The boy with a mass of tangled Afro glances
up as I pass, his eyes naked with the kind of vulnerability
that only comes from the wounded—did I know Her—
the girl with the gunshot wound to the head
who, my doctor friend would later tell me
would end her seventeen years on this earth
with bone fragments sprayed into the soft gel
of her brain, the hand forgetting it’s a hand,
the heartbeat flying the caged coup
of the body.
I’m reminded of the time I watched my four-day-old
son stretched out on a warming slab in a Neonatal
Intensive Care Unit. His tiny hand lay palm up
under the lights, curled and red as a bird claw.
Stan
ding there, my breasts sick with milk,
I saw his life counted out in measured beats
and felt each alarm as if it was my own—
my breath shortening with his, my heart slowing
as his dipped and swayed.
I’m amazed at how wounded we are with the sudden awareness
not of our own mortality, but of the ones we love.
Does it hurt?
Yes, it still hurts.
And back then I wanted it to keep hurting
because with each wound I’d feel that he was still alive,
as if I could be his Sisyphus, as if I could hold the suffering
for both of us so he’d take just one more breath,
just one more,
just another.
Mint Leaf for David Foster Wallace
Often there are times when I am staring off
into the skim line of horizon, where the soft peach
of sky folds into the earth’s body,
and I find myself comparing my son
to David Foster Wallace.
I remember reading about Mr. Wallace’s suicide,
about his parents knowing that there was something wrong
with their bright boy, about his starry rise
amongst the intellectual literati
and his depression so debilitating that, like Kafka,
the disease that tormented was life itself.
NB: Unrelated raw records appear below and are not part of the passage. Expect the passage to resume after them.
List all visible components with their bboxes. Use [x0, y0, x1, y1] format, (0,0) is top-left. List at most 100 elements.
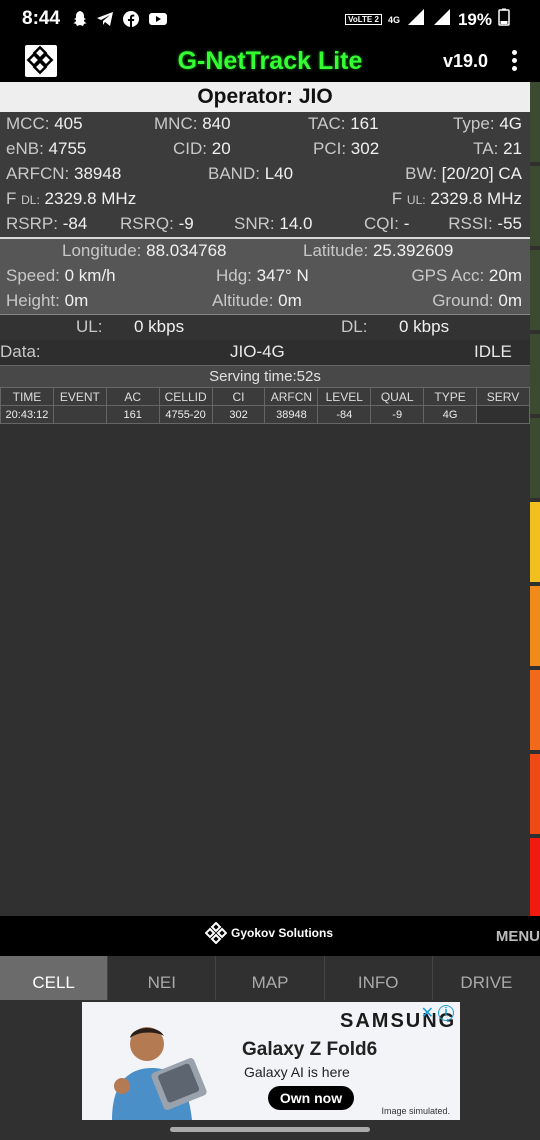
col-cellid: CELLID [158, 387, 213, 406]
rsrq-value: -9 [178, 214, 194, 233]
band-value: L40 [264, 164, 294, 183]
tab-nei[interactable]: NEI [107, 956, 216, 1000]
altitude-label: Altitude: [212, 291, 274, 310]
signal-segment [530, 166, 540, 246]
altitude-value: 0m [278, 291, 302, 310]
height-value: 0m [64, 291, 89, 310]
col-level: LEVEL [317, 387, 372, 406]
app-version: v19.0 [442, 51, 488, 71]
status-bar: 8:44 VoLTE 2 4G 19% [0, 0, 540, 40]
ul-label: UL: [76, 317, 103, 336]
data-state: IDLE [474, 342, 512, 361]
snapchat-icon [70, 10, 88, 28]
mcc-label: MCC: [6, 114, 50, 133]
ul-value: 0 kbps [134, 317, 185, 336]
signal-segment [530, 754, 540, 834]
gyokov-logo-icon [204, 921, 228, 945]
tab-map[interactable]: MAP [215, 956, 324, 1000]
signal-segment [530, 334, 540, 414]
rsrq-label: RSRQ: [120, 214, 174, 233]
signal-segment [530, 670, 540, 750]
signal-segment [530, 502, 540, 582]
col-ac: AC [105, 387, 160, 406]
cell-ci: 302 [211, 405, 266, 424]
cell-event [52, 405, 107, 424]
pci-value: 302 [350, 139, 380, 158]
arfcn-value: 38948 [74, 164, 122, 183]
cid-value: 20 [211, 139, 231, 158]
col-event: EVENT [52, 387, 107, 406]
brand-name: Gyokov Solutions [231, 926, 334, 940]
tab-info[interactable]: INFO [323, 956, 432, 1000]
longitude-value: 88.034768 [146, 241, 227, 260]
mnc-value: 840 [202, 114, 231, 133]
app-header: G-NetTrack Lite v19.0 [0, 40, 540, 82]
ad-disclaimer: Image simulated. [381, 1106, 450, 1116]
cell-info-panel: Operator: JIO MCC: 405 MNC: 840 TAC: 161… [0, 82, 530, 424]
enb-label: eNB: [6, 139, 44, 158]
gesture-nav-handle[interactable] [170, 1127, 370, 1132]
signal-segment [530, 586, 540, 666]
ta-label: TA: [473, 139, 499, 158]
ad-close-icon[interactable]: ✕ [421, 1003, 434, 1023]
volte-icon: VoLTE 2 [345, 14, 382, 25]
cell-time: 20:43:12 [0, 405, 54, 424]
signal-icon-2 [432, 8, 452, 31]
mnc-label: MNC: [154, 114, 198, 133]
signal-icon [406, 8, 426, 31]
cqi-value: - [403, 214, 410, 233]
row-freq: F DL: 2329.8 MHz F UL: 2329.8 MHz [0, 187, 530, 212]
ful-sub-label: UL: [406, 193, 426, 207]
longitude-label: Longitude: [62, 241, 142, 260]
system-status: VoLTE 2 4G 19% [345, 8, 510, 31]
mcc-value: 405 [54, 114, 83, 133]
fdl-sub-label: DL: [21, 193, 40, 207]
cell-cellid: 4755-20 [158, 405, 213, 424]
row-ids-3: ARFCN: 38948 BAND: L40 BW: [20/20] CA [0, 162, 530, 187]
battery-icon [498, 8, 510, 31]
col-serv: SERV [476, 387, 530, 406]
dl-value: 0 kbps [399, 317, 450, 336]
table-row[interactable]: 20:43:12 161 4755-20 302 38948 -84 -9 4G [0, 405, 530, 424]
tab-cell[interactable]: CELL [0, 956, 108, 1000]
row-ids-2: eNB: 4755 CID: 20 PCI: 302 TA: 21 [0, 137, 530, 162]
rssi-value: -55 [497, 214, 522, 233]
data-status-row: Data: JIO-4G IDLE [0, 340, 530, 365]
ful-label: F [391, 189, 403, 208]
ad-headline: Galaxy Z Fold6 [242, 1039, 378, 1060]
tac-label: TAC: [308, 114, 346, 133]
event-log-table: TIME EVENT AC CELLID CI ARFCN LEVEL QUAL… [0, 387, 530, 424]
cell-serv [476, 405, 530, 424]
table-header-row: TIME EVENT AC CELLID CI ARFCN LEVEL QUAL… [0, 387, 530, 406]
ad-cta-button[interactable]: Own now [268, 1086, 354, 1110]
row-motion: Speed: 0 km/h Hdg: 347° N GPS Acc: 20m [0, 264, 530, 289]
ad-subline: Galaxy AI is here [244, 1064, 350, 1080]
signal-level-bar [530, 82, 540, 918]
cell-type: 4G [423, 405, 478, 424]
speed-label: Speed: [6, 266, 60, 285]
ad-info-icon[interactable]: i [438, 1005, 454, 1021]
fdl-label: F [6, 189, 17, 208]
network-type: 4G [387, 14, 400, 25]
ad-banner[interactable]: SAMSUNG ✕ i Galaxy Z Fold6 Galaxy AI is … [82, 1002, 460, 1120]
ground-value: 0m [498, 291, 522, 310]
snr-label: SNR: [234, 214, 275, 233]
snr-value: 14.0 [279, 214, 313, 233]
menu-button[interactable]: MENU [496, 928, 540, 945]
band-label: BAND: [208, 164, 260, 183]
serving-time: Serving time:52s [0, 365, 530, 387]
col-type: TYPE [423, 387, 478, 406]
overflow-menu-icon[interactable] [512, 50, 518, 72]
signal-segment [530, 838, 540, 918]
throughput-panel: UL: 0 kbps DL: 0 kbps [0, 315, 530, 340]
heading-value: 347° N [256, 266, 309, 285]
notification-icons [70, 10, 167, 28]
youtube-icon [148, 10, 167, 28]
ta-value: 21 [503, 139, 522, 158]
signal-segment [530, 82, 540, 162]
ad-person-image [92, 1016, 232, 1120]
heading-label: Hdg: [216, 266, 252, 285]
enb-value: 4755 [48, 139, 87, 158]
signal-segment [530, 250, 540, 330]
tab-drive[interactable]: DRIVE [431, 956, 540, 1000]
And I couldn’t help feeling sad that in my love
of Wallace’s brilliant articulations,
and my appreciation for his infinite, witty jests
I too had jumped up to clap my soft hands,
and did not see his overwhelming sadness.
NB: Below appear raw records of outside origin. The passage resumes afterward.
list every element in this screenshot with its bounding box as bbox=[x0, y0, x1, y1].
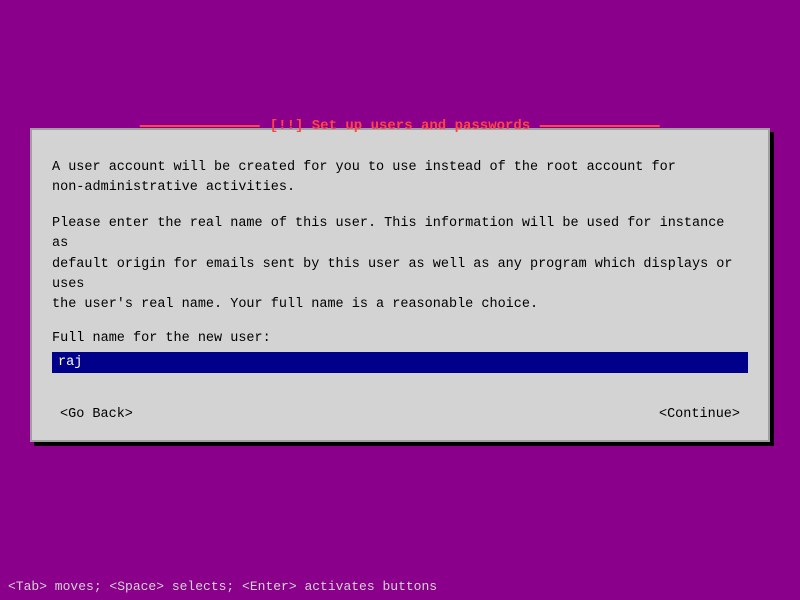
description-1: A user account will be created for you t… bbox=[52, 158, 748, 199]
dialog-box: [!!] Set up users and passwords A user a… bbox=[30, 128, 770, 443]
title-line-right bbox=[540, 125, 660, 127]
dialog-title-bar: [!!] Set up users and passwords bbox=[140, 118, 660, 134]
dialog-title: [!!] Set up users and passwords bbox=[264, 118, 536, 134]
go-back-button[interactable]: <Go Back> bbox=[52, 405, 141, 424]
full-name-input[interactable] bbox=[52, 352, 748, 373]
input-label: Full name for the new user: bbox=[52, 331, 748, 346]
status-bar: <Tab> moves; <Space> selects; <Enter> ac… bbox=[0, 572, 800, 600]
button-row: <Go Back> <Continue> bbox=[32, 389, 768, 440]
description-2: Please enter the real name of this user.… bbox=[52, 214, 748, 315]
title-line-left bbox=[140, 125, 260, 127]
status-bar-text: <Tab> moves; <Space> selects; <Enter> ac… bbox=[8, 579, 437, 594]
continue-button[interactable]: <Continue> bbox=[651, 405, 748, 424]
dialog-content: A user account will be created for you t… bbox=[32, 130, 768, 390]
And today, as I watch my two year-old son,
diagnosed with Down Syndrome at just five days old,
I can’t help but wonder at the quality of his intelligence
and what he might have passed
on to Mr. Wallace? Because there are days
when I feel a particular loneliness
and I am tempted to recline into the cynic’s
tattered and yellow-stained armchair to cast dispersions at life’s
false pageantry, and to mutter perhaps, a diatribe or two about the state
of the world.
And on these days, I come home to my son,
who greets me just as he does on every other day,
lifting his small arms into the hallelujah air
and clapping fervently, as if I’d scored yet
another touchdown in our touchdown of days.